Boise's Diversion Dam
by Scott Logan
BOISE -- After 22 years, the Diversion Dam Power Plant seven miles southeast of Boise on the Boise River is generating electricity again.
The plant began generating electricity in June, but final touches took until just recently. The official dedication was today.
Three brand new generators are producing 3.4 megawatts of power, more than double the old plant's 1912 capacity.
That's enough power for 2,500 homes but in the booming Treasure Valley, isn't that just a drop in the bucket?

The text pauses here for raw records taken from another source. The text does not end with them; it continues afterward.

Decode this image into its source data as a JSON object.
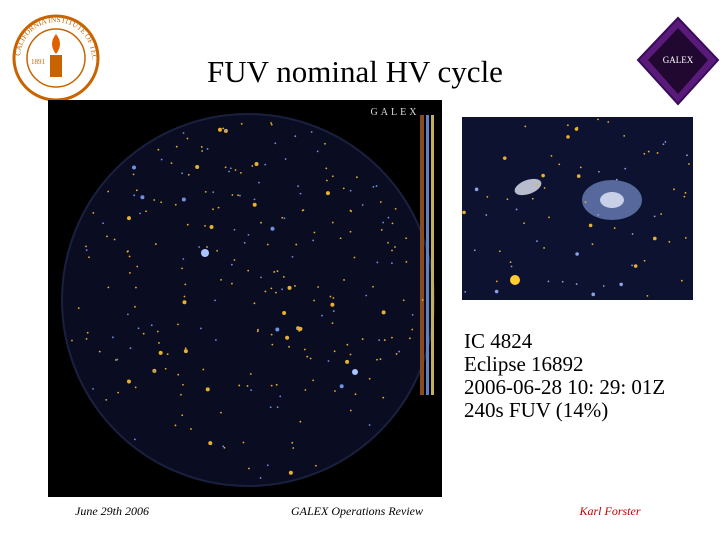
{
  "slide": {
    "title": "FUV nominal HV cycle",
    "logo_left": {
      "name": "CALIFORNIA INSTITUTE OF TECHNOLOGY",
      "year": "1891"
    },
    "logo_right": "GALEX",
    "image_header": "GALEX",
    "caption": [
      "IC 4824",
      "Eclipse 16892",
      "2006-06-28  10: 29: 01Z",
      "240s FUV (14%)"
    ],
    "footer": {
      "date": "June 29th 2006",
      "center": "GALEX Operations Review",
      "author": "Karl Forster"
    }
  }
}
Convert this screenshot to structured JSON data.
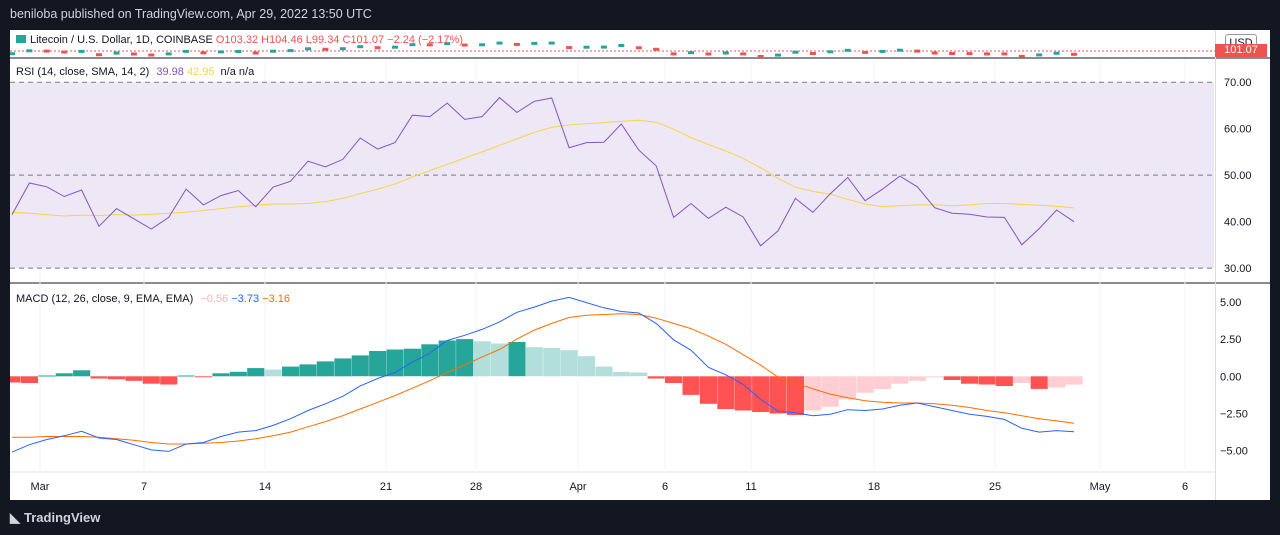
{
  "header": {
    "published": "beniloba published on TradingView.com, Apr 29, 2022 13:50 UTC"
  },
  "footer": {
    "brand": "TradingView"
  },
  "main_legend": {
    "symbol": "Litecoin / U.S. Dollar, 1D, COINBASE",
    "open": "O103.32",
    "high": "H104.46",
    "low": "L99.34",
    "close": "C101.07",
    "change": "−2.24 (−2.17%)",
    "currency": "USD",
    "last_price": "101.07"
  },
  "rsi_legend": {
    "name": "RSI (14, close, SMA, 14, 2)",
    "rsi": "39.98",
    "sma": "42.95",
    "na1": "n/a",
    "na2": "n/a"
  },
  "macd_legend": {
    "name": "MACD (12, 26, close, 9, EMA, EMA)",
    "hist": "−0.56",
    "macd": "−3.73",
    "signal": "−3.16"
  },
  "colors": {
    "rsi_line": "#7e57c2",
    "rsi_sma": "#f7d44c",
    "rsi_band": "#ede7f6",
    "macd_line": "#2962ff",
    "signal_line": "#ff6d00",
    "hist_pos_strong": "#26a69a",
    "hist_pos_weak": "#b2dfdb",
    "hist_neg_strong": "#ff5252",
    "hist_neg_weak": "#ffcdd2",
    "up_candle": "#26a69a",
    "down_candle": "#ef5350"
  },
  "chart_data": [
    {
      "type": "line",
      "title": "RSI (14, close, SMA, 14, 2)",
      "x_tick_labels": [
        "Mar",
        "7",
        "14",
        "21",
        "28",
        "Apr",
        "6",
        "11",
        "18",
        "25",
        "May",
        "6"
      ],
      "y_ticks": [
        30,
        40,
        50,
        60,
        70
      ],
      "ylim": [
        27,
        75
      ],
      "bands": {
        "upper": 70,
        "middle": 50,
        "lower": 30
      },
      "series": [
        {
          "name": "RSI",
          "values": [
            41.5,
            48.3,
            47.5,
            45.4,
            46.8,
            39.0,
            42.8,
            40.6,
            38.4,
            40.9,
            47.0,
            43.6,
            45.6,
            46.7,
            43.2,
            47.4,
            48.7,
            53.0,
            51.8,
            53.4,
            58.0,
            55.6,
            57.0,
            62.9,
            62.6,
            65.5,
            62.0,
            62.6,
            66.7,
            63.5,
            65.9,
            66.6,
            55.9,
            57.0,
            57.1,
            61.0,
            55.4,
            52.0,
            40.9,
            43.9,
            40.7,
            43.1,
            41.0,
            34.8,
            38.0,
            45.0,
            42.0,
            46.0,
            49.5,
            44.5,
            47.0,
            49.8,
            47.5,
            43.0,
            41.8,
            41.6,
            41.0,
            40.9,
            35.0,
            38.5,
            42.5,
            39.98
          ]
        },
        {
          "name": "SMA",
          "values": [
            42.0,
            41.8,
            41.5,
            41.2,
            41.4,
            41.3,
            41.5,
            41.4,
            41.6,
            41.8,
            42.0,
            42.4,
            42.8,
            43.2,
            43.5,
            43.8,
            43.8,
            43.9,
            44.3,
            45.0,
            46.0,
            47.0,
            48.1,
            49.6,
            51.0,
            52.3,
            53.7,
            55.0,
            56.4,
            57.8,
            59.2,
            60.3,
            60.8,
            61.1,
            61.3,
            61.6,
            61.8,
            61.4,
            59.9,
            58.1,
            56.6,
            55.2,
            53.6,
            51.6,
            49.3,
            47.4,
            46.5,
            45.9,
            44.8,
            43.8,
            43.2,
            43.4,
            43.6,
            43.6,
            43.4,
            43.6,
            43.9,
            43.9,
            43.7,
            43.5,
            43.3,
            42.95
          ]
        }
      ]
    },
    {
      "type": "bar",
      "title": "MACD (12, 26, close, 9, EMA, EMA)",
      "x_tick_labels": [
        "Mar",
        "7",
        "14",
        "21",
        "28",
        "Apr",
        "6",
        "11",
        "18",
        "25",
        "May",
        "6"
      ],
      "y_ticks": [
        -5.0,
        -2.5,
        0.0,
        2.5,
        5.0
      ],
      "ylim": [
        -6.3,
        6.2
      ],
      "series": [
        {
          "name": "Histogram",
          "values": [
            -0.42,
            -0.45,
            0.05,
            0.2,
            0.4,
            -0.15,
            -0.2,
            -0.3,
            -0.5,
            -0.55,
            0.05,
            -0.05,
            0.2,
            0.3,
            0.55,
            0.45,
            0.65,
            0.8,
            1.0,
            1.2,
            1.4,
            1.7,
            1.8,
            1.85,
            2.15,
            2.4,
            2.5,
            2.35,
            2.2,
            2.3,
            1.95,
            1.9,
            1.75,
            1.35,
            0.65,
            0.3,
            0.25,
            -0.15,
            -0.45,
            -1.25,
            -1.85,
            -2.2,
            -2.3,
            -2.4,
            -2.5,
            -2.6,
            -2.3,
            -2.05,
            -1.55,
            -1.1,
            -0.85,
            -0.5,
            -0.3,
            -0.05,
            -0.25,
            -0.5,
            -0.55,
            -0.65,
            -0.45,
            -0.85,
            -0.75,
            -0.56
          ]
        },
        {
          "name": "MACD",
          "values": [
            -5.1,
            -4.6,
            -4.25,
            -4.0,
            -3.7,
            -4.15,
            -4.25,
            -4.6,
            -4.95,
            -5.05,
            -4.55,
            -4.45,
            -4.05,
            -3.75,
            -3.65,
            -3.3,
            -2.85,
            -2.3,
            -1.85,
            -1.35,
            -0.65,
            -0.15,
            0.25,
            0.95,
            1.55,
            2.4,
            2.75,
            3.15,
            3.65,
            4.3,
            4.65,
            5.05,
            5.3,
            4.95,
            4.6,
            4.35,
            4.25,
            3.55,
            2.45,
            1.75,
            0.6,
            0.1,
            -0.55,
            -1.55,
            -2.35,
            -2.45,
            -2.65,
            -2.55,
            -2.25,
            -2.3,
            -2.2,
            -1.95,
            -1.8,
            -2.05,
            -2.3,
            -2.55,
            -2.7,
            -2.9,
            -3.5,
            -3.75,
            -3.65,
            -3.73
          ]
        },
        {
          "name": "Signal",
          "values": [
            -4.1,
            -4.1,
            -4.05,
            -4.05,
            -4.05,
            -4.1,
            -4.2,
            -4.3,
            -4.45,
            -4.55,
            -4.55,
            -4.5,
            -4.45,
            -4.35,
            -4.2,
            -4.0,
            -3.75,
            -3.4,
            -3.05,
            -2.65,
            -2.2,
            -1.75,
            -1.3,
            -0.8,
            -0.3,
            0.25,
            0.75,
            1.3,
            1.8,
            2.5,
            3.1,
            3.55,
            3.95,
            4.1,
            4.15,
            4.2,
            4.15,
            3.9,
            3.55,
            3.2,
            2.7,
            2.15,
            1.45,
            0.75,
            -0.05,
            -0.45,
            -0.85,
            -1.2,
            -1.45,
            -1.65,
            -1.75,
            -1.8,
            -1.8,
            -1.85,
            -1.95,
            -2.1,
            -2.3,
            -2.45,
            -2.65,
            -2.85,
            -3.0,
            -3.16
          ]
        }
      ]
    }
  ]
}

"Of course it is," said John Keys, commissioner of the Bureau of Reclamation. "But it takes a lot of drops to fill the bucket up. Every little bit helps when it comes to power."
From 1912 to 1982, the power plant, originally built to provide power for the construction of Arrowrock Dam, generated electricity.
But it became too expensive to operate and was basically turned off.
In the early 1990s, the Bonneville Power Administration and the Bureau of Reclamation wanted to refurbish the power plant, but it still wasn't cost effective. All that changed with the shocking developments in the energy market, especially the rise in oil prices.
"Oil tends to drive related fuels like natural gas and coal," said Steve Hickok, deputy administrator with the Bonneville Power Association. "So hydroelectricity looks good compared to all other sources of electricity because the fuel's free."
Starting in June 2001, work crews began replacing the aging turbines with state of art the equipment. During the three-year, $5.5 million project, efforts were taken to preserve the historic integrity of the old power house, which is on the National Historic Register.
The end result is one nifty addition to the Idaho power grid that is expected to keep going and going for another 100 years.
(For security reasons, Diversion Dam Power Plant will no longer be open for public tours. An exhibit is planned for the Idaho Historical Museum.)